LE MARCHÉ DU TRAVAIL AMÉRICAIN ENVOIE DES SIGNES MAJEURS DE RÉCESSION.
La demande de main-d'œuvre est maintenant plus faible que les niveaux observés pendant la récession de 2001.
Les offres d'emploi aux États-Unis viennent de chuter à 6,5 millions, perdant 386 000 en décembre seulement, le niveau le plus bas depuis septembre 2020, tandis que, au cours des 2 derniers mois, les offres ont chuté de 907 000.
Depuis le pic de mars 2022, les offres d'emploi ont diminué de 5,6 millions, montrant à quelle vitesse la demande de main-d'œuvre a refroidi.
Les offres d'emploi sont maintenant en dessous des niveaux d'avant la pandémie observés en 2018–2019.
Ce n'est plus un bon marché du travail. Il se détériore rapidement. Le ratio des postes vacants par rapport aux chômeurs est tombé à 0,87. Cela signifie qu'il y a moins d'un emploi disponible par travailleur au chômage.
Ce ratio est maintenant :
• En dessous du pic d'avant la pandémie de 1,24
• Près des niveaux de stress de 2021
• Encore plus faible que les lectures observées pendant la récession de 2001
Les données sur les licenciements de Challenger confirment la même tendance. Les employeurs américains ont annoncé 108 435 suppressions d'emplois en janvier.
C'est :
• +118% plus élevé YOY
• +205% plus élevé MOM
• Le plus grand total de licenciements en janvier depuis la récession de 2009
Les licenciements ne sont plus concentrés dans un seul secteur. Ils se répandent. Le transport a conduit les coupes avec plus de 31 000 licenciements. La technologie a suivi avec 22 000.

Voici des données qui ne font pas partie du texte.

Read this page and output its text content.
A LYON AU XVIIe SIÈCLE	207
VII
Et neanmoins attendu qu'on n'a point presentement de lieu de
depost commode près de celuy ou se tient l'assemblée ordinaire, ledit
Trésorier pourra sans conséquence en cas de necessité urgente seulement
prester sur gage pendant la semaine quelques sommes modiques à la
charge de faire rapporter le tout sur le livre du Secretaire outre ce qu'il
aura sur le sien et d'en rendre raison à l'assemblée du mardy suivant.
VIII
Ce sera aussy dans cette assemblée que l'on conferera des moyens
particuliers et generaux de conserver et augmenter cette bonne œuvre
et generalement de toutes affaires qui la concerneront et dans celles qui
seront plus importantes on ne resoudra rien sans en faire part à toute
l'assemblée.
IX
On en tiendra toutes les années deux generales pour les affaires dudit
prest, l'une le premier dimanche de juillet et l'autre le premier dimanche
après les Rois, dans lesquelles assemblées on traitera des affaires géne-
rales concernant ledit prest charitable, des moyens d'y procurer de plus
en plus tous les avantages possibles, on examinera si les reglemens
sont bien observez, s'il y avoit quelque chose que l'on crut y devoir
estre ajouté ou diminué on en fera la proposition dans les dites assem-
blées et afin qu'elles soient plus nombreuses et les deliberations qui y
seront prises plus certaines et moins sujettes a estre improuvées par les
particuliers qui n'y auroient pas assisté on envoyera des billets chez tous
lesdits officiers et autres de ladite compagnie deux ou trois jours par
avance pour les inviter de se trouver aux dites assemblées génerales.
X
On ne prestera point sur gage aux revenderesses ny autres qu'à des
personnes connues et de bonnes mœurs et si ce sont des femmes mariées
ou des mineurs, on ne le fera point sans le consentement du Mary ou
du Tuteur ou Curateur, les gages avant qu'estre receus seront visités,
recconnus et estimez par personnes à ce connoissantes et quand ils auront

Le secteur de la santé a annoncé 17 000, l'un des signaux les plus préoccupants depuis que le secteur de la santé était le dernier pilier d'embauche solide.
Ce qui est encore plus inquiétant, c'est que les entreprises ne prévoient pas de remplacer ces emplois. Les plans d'embauche annoncés en janvier n'étaient que de 5 306, le plus bas total d'embauches en janvier enregistré depuis 2009.
Donc, les entreprises font deux choses à la fois : couper plus d'emplois, planifier moins d'embauches.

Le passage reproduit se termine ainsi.